DaveC426913 said:
But if you do want to be picky about reality, it's still perfectly true. It is still Newton's Shell Theorem. It's just that you need to factor in the varying density.
Additonally, the poster's hole is only a few metres deep. While your factoring of the varying density will indeed change the numerical answer (which was not asked for), it will not change the principle of the answer. The person in the hole will still weigh less than the person standing above the hole.
So, really, I'm not sure where you're coming from.
Where I am coming from is that you are wrong. The person will weigh more at the bottom of the hole.
You are right that the shell theorem still applies. Ignoring the rotation of the Earth and assuming the Earth has a spherical mass distribution (density depends only on distance from the center of the Earth), the gravitational acceleration experienced at some distance
r from the center of the Earth is exactly that given by Newton's law of gravitation,
a(r) = \frac {Gm(r)}{r^2}
where
m(r) is the mass of that portion of the Earth inside a sphere of radius
r centered at the center of the Earth.
Suppose the Earth comprises an inner shell of mass surrounded by an outer shell. The inner shell has spherical mass distribution, mass
m0, and radius
r0. The outer shell is a spherical shell of constant density ρ
s. The mass of the part of the Earth within a sphere of radius
r,
Re>r>r0 is
m(r) = m_0 + \frac 4 3 \pi \rho_s \left(r^3-r_0^{\,3}\right)

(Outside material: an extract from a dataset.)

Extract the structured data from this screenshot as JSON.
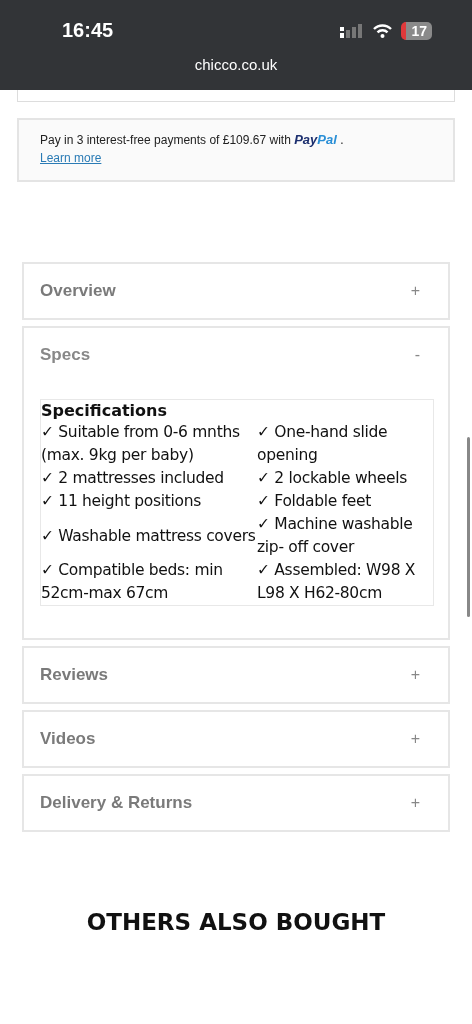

Denote the difference between the mass of the inner shell and a mass of the same volume but the density of the outer shell as Δ
m,
\Delta m \equiv m_0 - \frac 4 3 \pi \rho_s r_0^{\,3}
With this, the mass
m(r) becomes
m(r) = \frac 4 3 \pi \rho_s r^3 + \Delta m
The gravitational acceleration at some point
r within this outer shell is thus
a(r) = \frac {Gm(r)}{r^2} = \frac 4 3 \pi G \rho_s r + \frac {G\Delta m}{r^2}
The gravitational acceleration will decrease/increase with depth if the derivative of the acceleration with respect to
r is positive/negative. Differentiating,
\frac{\partial a(r)}{\partial r} = \frac 4 3 \pi G \rho_s - 2 \frac {G\Delta m}{r^3}
The conditions for an decrease gravitational acceleration with respect to depth is
\rho_s > 2 \frac {\Delta m}{4/3 \pi r^3}
Substituting \Delta m = \left(m(r) - 4/3 \pi \rho_s r^3 and simplifying,
\rho_s > 2 \frac {\left(m(r)}{4/3 \pi r^3} - 2 \rho_s
The first term on the right hand side, m(r)/(4/3\pi r^3) is the mean density of of that portion of the Earth inside a sphere of radius
r. With this,
\rho_s > \frac 2 3 \bar{\rho}
Two thirds of the mean density of the Earth is significantly greater than the density of granity (2.7 grams/cc) or even basalt (3.0 grams/cc). Gravitational acceleration increases with depth near the surface of the Earth.
In fact, gravitational acceleration increases all the way down to the mantle/crust boundary. It then decreases a bit with increasing depth but then starts increasing again, reaching a maximum at the mantle/outer core boundary. The gravitational acceleration at the mantle/outer core boundary, 2,890 km below the surface, is greater than the gravitational acceleration at the Earth's surface.